Siendo así que ante la impugnación de errónea valoración de la prueba (ya sea por error de hecho o por error de derecho) es decir, incorrecta aplicación de los anteriores criterios en la fundamentación de la Sentencia o Auto de Vista por el Juez o Tribunal de alzada, es este Tribunal Supremo el encargado de verificar si los argumentos y conclusiones de las resoluciones de instancia, reúnen los requisitos para ser considerados lógicos, esto es, que no contengan afirmaciones falsas, incoherentes o irracionales, lo que se podrá verificar, haciendo un análisis respecto de la valoración de la prueba, contrastando justamente con las señaladas leyes del pensamiento humano, luego, si este Tribunal encuentra que se ha quebrantado estas leyes, es decir existe errónea aplicación de la ley adjetiva o sustantiva en dicha apreciación, por inadecuada valoración de la prueba por parte del Juez o Tribunal de alzada, corresponde enmendar tal situación, ello en resguardo de los principios de unidad, comunidad, concentración, contradicción, verdad materia, entre otros, que son rectores del proceso civil y a los que están sometidas las pruebas, para el resultado final de resolución.
III. 2. La comunidad de la prueba.
Con relación al principio de comunidad de la prueba, el Auto Supremo Nº 184/2015 de 11 de marzo, al referirse a los principios generales que rigen a las pruebas judiciales ha señalado que: “... ‘el principio de la unidad de la prueba’, que establece que el conjunto probatorio del proceso forma una unidad y como tal, debe ser examinado y merituado por el Órgano Jurisdiccional, confrontando las diversas pruebas, señalar sus concordancias, discordancias y concluir sobre el convencimiento global que se forme de ellas, es decir; que las pruebas deben ser apreciadas en forma conjunta de acuerdo al valor que les asigna la ley o a las reglas de la sana critica. ‘Principio de la comunidad de la prueba’, establece que la prueba no pertenece a quien la suministra, es inadmisible pretender que esta favorezca a la parte que la alega al proceso, una vez incorporada legalmente al proceso, debe tenérsela en cuenta para determinar la existencia o inexistencia del hecho sobre el cual versa, sea que resulte favorable a quien la propuso al adversario”.
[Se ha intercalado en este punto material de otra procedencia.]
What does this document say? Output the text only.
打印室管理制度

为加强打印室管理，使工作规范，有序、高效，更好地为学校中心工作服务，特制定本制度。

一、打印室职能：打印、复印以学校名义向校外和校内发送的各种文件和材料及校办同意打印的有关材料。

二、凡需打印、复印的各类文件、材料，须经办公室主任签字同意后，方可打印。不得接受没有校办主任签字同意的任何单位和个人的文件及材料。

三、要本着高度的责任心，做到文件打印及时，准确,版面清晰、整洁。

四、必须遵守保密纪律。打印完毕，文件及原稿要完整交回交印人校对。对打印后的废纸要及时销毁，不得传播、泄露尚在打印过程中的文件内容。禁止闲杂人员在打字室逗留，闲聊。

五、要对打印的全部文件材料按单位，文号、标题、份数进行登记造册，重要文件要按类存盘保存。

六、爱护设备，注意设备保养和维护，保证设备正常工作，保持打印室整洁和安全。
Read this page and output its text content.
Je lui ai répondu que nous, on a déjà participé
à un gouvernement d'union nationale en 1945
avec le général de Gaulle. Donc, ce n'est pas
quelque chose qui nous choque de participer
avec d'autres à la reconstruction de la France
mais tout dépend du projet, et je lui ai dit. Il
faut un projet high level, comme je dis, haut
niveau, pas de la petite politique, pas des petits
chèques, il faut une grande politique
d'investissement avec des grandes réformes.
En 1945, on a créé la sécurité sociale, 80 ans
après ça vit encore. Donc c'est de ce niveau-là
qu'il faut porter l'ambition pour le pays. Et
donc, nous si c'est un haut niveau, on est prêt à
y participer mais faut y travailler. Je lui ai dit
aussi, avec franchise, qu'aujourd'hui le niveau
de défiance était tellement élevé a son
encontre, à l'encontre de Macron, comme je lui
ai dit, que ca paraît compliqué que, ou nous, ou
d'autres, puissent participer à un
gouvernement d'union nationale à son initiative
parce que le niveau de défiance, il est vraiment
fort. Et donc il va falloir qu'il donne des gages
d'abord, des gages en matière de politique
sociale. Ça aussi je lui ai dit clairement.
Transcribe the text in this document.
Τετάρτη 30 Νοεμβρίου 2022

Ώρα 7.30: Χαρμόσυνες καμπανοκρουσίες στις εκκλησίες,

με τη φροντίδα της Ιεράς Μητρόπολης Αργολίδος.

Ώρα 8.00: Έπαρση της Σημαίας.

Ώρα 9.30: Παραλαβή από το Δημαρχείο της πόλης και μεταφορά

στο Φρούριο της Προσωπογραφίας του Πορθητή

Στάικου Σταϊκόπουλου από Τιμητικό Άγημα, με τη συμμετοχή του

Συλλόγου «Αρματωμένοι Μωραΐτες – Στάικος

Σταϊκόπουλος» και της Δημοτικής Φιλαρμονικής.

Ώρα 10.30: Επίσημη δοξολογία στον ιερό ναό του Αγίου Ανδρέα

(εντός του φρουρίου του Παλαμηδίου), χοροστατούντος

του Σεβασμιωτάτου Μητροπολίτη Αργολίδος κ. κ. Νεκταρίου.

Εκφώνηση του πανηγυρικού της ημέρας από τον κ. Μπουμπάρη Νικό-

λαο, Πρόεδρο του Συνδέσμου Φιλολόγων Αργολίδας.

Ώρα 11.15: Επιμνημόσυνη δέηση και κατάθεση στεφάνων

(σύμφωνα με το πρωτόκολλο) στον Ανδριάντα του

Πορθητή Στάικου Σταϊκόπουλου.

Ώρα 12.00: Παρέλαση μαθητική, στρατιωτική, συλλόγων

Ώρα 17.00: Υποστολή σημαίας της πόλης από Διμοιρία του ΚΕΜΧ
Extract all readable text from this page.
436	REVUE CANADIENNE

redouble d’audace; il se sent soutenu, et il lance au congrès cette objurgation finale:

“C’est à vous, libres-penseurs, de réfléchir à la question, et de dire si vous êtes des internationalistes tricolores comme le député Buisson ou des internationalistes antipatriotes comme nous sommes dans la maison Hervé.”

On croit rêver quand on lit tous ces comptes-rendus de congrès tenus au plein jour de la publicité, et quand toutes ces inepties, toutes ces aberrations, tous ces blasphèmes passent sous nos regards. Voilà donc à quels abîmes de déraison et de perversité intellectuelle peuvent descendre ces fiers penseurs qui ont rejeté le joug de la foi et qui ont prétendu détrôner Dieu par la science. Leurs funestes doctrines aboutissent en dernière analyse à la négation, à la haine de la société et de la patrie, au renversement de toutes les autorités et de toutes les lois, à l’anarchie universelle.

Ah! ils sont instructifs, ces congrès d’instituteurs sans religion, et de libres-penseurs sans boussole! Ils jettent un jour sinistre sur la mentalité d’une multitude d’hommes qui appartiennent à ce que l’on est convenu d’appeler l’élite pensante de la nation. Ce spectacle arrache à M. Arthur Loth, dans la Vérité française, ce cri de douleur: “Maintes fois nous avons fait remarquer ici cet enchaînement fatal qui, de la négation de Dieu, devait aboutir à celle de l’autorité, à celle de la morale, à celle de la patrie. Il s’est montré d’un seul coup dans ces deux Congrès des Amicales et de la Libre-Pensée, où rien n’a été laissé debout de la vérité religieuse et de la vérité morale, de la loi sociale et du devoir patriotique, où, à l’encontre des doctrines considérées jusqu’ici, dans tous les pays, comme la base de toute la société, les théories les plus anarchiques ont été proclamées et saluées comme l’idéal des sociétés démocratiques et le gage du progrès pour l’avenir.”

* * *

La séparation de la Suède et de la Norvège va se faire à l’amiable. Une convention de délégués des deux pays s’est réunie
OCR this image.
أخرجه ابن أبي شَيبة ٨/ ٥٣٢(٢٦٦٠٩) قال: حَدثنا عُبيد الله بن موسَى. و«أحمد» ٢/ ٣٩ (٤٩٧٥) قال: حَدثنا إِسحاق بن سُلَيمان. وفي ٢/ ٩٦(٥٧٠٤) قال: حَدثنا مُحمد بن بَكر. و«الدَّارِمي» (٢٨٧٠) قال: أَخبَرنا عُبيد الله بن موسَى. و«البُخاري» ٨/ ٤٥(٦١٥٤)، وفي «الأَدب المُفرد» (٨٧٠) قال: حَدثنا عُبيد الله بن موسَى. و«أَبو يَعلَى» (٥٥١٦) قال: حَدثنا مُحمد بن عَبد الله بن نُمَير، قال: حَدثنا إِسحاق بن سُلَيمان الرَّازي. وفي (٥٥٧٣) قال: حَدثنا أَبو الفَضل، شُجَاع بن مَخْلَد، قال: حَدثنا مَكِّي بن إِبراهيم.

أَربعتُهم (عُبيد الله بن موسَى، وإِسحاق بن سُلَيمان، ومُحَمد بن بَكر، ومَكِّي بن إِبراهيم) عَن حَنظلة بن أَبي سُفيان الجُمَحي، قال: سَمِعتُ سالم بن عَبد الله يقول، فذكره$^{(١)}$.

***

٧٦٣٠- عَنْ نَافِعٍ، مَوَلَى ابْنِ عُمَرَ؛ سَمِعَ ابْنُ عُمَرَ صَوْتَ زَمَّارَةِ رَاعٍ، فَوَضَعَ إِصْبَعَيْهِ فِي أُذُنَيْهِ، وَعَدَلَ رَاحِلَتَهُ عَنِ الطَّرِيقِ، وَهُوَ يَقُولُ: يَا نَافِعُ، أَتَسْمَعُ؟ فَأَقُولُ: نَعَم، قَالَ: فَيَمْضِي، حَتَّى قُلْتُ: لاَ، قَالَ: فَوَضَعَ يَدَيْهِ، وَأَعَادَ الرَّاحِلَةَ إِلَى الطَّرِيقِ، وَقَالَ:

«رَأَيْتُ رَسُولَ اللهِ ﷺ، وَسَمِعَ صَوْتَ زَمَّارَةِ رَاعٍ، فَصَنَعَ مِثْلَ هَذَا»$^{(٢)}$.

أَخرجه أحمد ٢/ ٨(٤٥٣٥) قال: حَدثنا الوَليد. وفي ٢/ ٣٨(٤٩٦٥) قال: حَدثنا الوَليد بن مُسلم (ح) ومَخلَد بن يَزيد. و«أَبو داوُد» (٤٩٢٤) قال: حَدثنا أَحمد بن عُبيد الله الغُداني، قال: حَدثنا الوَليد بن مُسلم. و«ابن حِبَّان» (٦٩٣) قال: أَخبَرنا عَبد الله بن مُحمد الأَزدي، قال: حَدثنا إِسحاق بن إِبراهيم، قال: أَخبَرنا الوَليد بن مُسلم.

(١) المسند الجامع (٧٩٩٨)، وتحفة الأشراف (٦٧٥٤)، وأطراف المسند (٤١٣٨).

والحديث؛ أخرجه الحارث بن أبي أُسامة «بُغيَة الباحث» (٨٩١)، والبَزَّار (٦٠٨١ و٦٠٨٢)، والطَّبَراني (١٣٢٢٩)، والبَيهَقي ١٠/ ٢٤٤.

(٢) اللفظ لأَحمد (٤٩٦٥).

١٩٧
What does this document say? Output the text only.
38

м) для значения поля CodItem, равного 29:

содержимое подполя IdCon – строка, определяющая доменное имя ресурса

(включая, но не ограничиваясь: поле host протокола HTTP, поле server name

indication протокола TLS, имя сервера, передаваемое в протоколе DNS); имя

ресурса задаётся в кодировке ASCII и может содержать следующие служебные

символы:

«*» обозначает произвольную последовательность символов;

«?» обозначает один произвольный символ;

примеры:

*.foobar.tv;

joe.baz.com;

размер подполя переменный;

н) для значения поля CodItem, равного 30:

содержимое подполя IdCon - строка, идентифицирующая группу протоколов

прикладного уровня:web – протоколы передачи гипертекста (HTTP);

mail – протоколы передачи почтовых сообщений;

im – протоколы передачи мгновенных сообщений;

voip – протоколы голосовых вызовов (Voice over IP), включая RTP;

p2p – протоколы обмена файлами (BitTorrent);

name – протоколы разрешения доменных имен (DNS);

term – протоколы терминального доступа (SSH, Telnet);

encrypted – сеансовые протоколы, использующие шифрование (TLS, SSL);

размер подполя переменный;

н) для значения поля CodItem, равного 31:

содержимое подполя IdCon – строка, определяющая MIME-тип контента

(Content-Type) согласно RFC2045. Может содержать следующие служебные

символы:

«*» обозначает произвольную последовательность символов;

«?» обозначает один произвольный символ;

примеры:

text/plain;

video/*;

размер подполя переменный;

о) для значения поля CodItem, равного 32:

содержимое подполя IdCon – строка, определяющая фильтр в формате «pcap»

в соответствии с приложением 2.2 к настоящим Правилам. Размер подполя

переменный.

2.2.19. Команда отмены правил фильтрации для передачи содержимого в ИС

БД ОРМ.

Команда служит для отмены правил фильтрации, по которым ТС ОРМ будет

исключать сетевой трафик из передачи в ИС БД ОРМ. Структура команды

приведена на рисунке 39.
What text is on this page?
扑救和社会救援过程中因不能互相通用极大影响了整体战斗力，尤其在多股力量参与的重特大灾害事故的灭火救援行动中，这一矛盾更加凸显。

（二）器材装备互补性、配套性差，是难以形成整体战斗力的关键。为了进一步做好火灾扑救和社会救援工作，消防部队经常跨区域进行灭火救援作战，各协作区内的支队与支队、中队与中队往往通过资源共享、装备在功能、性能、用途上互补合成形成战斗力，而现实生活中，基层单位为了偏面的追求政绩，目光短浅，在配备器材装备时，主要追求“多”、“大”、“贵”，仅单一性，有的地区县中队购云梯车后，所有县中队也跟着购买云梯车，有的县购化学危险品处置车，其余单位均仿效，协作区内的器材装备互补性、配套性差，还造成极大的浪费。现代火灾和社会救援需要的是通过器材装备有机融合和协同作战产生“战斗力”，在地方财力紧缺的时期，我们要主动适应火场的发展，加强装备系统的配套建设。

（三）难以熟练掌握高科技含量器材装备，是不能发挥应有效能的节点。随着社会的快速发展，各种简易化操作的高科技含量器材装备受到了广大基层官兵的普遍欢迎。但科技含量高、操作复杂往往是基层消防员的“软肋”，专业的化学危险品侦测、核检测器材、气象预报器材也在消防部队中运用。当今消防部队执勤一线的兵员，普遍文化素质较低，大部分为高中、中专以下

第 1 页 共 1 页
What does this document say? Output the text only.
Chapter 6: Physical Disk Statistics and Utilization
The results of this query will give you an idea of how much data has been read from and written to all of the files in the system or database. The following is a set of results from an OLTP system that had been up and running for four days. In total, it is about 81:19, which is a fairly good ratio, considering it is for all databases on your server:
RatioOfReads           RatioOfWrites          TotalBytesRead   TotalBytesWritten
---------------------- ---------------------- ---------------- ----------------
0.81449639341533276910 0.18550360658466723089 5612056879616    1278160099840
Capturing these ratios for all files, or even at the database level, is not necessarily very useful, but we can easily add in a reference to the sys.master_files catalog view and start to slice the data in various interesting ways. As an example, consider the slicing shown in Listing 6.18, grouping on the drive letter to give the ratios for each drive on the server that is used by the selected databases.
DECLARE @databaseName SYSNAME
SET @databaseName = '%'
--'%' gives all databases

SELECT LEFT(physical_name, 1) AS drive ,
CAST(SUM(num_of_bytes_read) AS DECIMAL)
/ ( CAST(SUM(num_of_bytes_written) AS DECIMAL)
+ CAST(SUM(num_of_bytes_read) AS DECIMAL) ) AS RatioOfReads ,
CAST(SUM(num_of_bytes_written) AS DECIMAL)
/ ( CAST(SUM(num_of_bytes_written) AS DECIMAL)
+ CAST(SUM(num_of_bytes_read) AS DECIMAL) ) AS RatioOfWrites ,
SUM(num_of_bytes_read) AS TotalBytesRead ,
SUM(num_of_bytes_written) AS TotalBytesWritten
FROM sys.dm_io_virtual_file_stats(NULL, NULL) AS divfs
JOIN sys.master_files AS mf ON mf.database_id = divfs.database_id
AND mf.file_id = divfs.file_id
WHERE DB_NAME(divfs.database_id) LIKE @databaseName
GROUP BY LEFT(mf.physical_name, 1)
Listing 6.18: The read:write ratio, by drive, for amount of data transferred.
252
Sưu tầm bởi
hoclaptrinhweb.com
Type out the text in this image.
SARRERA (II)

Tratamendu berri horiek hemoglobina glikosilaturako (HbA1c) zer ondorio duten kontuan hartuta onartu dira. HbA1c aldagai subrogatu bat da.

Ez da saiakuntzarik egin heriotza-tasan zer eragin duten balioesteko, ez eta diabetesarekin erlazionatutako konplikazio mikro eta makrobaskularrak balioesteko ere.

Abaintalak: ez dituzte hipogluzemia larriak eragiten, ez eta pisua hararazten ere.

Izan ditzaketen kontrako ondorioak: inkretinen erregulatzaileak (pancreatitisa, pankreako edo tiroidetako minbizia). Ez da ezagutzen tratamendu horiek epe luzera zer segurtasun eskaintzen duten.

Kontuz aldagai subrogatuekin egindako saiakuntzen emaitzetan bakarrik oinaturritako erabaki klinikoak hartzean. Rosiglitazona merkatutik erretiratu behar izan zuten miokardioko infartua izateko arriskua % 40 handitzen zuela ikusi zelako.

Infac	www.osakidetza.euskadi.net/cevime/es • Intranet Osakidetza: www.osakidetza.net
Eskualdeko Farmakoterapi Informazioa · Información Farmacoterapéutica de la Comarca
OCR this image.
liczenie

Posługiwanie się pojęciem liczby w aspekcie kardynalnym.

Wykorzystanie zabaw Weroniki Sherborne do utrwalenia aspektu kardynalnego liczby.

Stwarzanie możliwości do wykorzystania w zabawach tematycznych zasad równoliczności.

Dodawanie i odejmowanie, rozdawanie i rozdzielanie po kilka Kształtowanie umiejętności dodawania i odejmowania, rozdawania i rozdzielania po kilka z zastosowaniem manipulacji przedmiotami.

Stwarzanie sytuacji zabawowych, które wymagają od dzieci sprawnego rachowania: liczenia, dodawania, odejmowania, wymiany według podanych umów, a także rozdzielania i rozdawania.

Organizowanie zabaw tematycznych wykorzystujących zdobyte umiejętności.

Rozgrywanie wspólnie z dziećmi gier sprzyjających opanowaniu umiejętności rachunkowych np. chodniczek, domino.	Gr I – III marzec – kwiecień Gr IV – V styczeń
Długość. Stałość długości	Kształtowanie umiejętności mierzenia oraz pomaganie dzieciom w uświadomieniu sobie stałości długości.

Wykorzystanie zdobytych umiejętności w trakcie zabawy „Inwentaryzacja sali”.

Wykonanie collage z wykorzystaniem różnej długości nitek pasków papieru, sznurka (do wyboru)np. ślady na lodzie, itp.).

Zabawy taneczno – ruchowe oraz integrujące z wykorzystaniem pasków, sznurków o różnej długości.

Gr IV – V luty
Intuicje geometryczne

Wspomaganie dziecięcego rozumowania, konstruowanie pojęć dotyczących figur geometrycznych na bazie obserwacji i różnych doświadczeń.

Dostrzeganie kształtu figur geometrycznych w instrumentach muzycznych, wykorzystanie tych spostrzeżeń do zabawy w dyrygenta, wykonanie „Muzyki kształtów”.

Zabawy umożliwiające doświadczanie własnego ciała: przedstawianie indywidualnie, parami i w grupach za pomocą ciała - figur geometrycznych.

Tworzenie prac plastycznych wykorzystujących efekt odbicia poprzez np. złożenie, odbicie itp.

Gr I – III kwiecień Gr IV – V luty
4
III.3. Sobre los presupuestos de la usucapión decenal o extraordinaria.
La usucapión es un modo de adquirir la propiedad por haberla poseído durante el tiempo previsto y con apego a las condiciones determinadas por Ley, en general, sea que se trate de usucapión ordinaria o extraordinaria, tres son los presupuestos de este instituto, a saber: 1) un bien susceptible de ser usucapido; 2) la posesión; 3) transcurso de un plazo.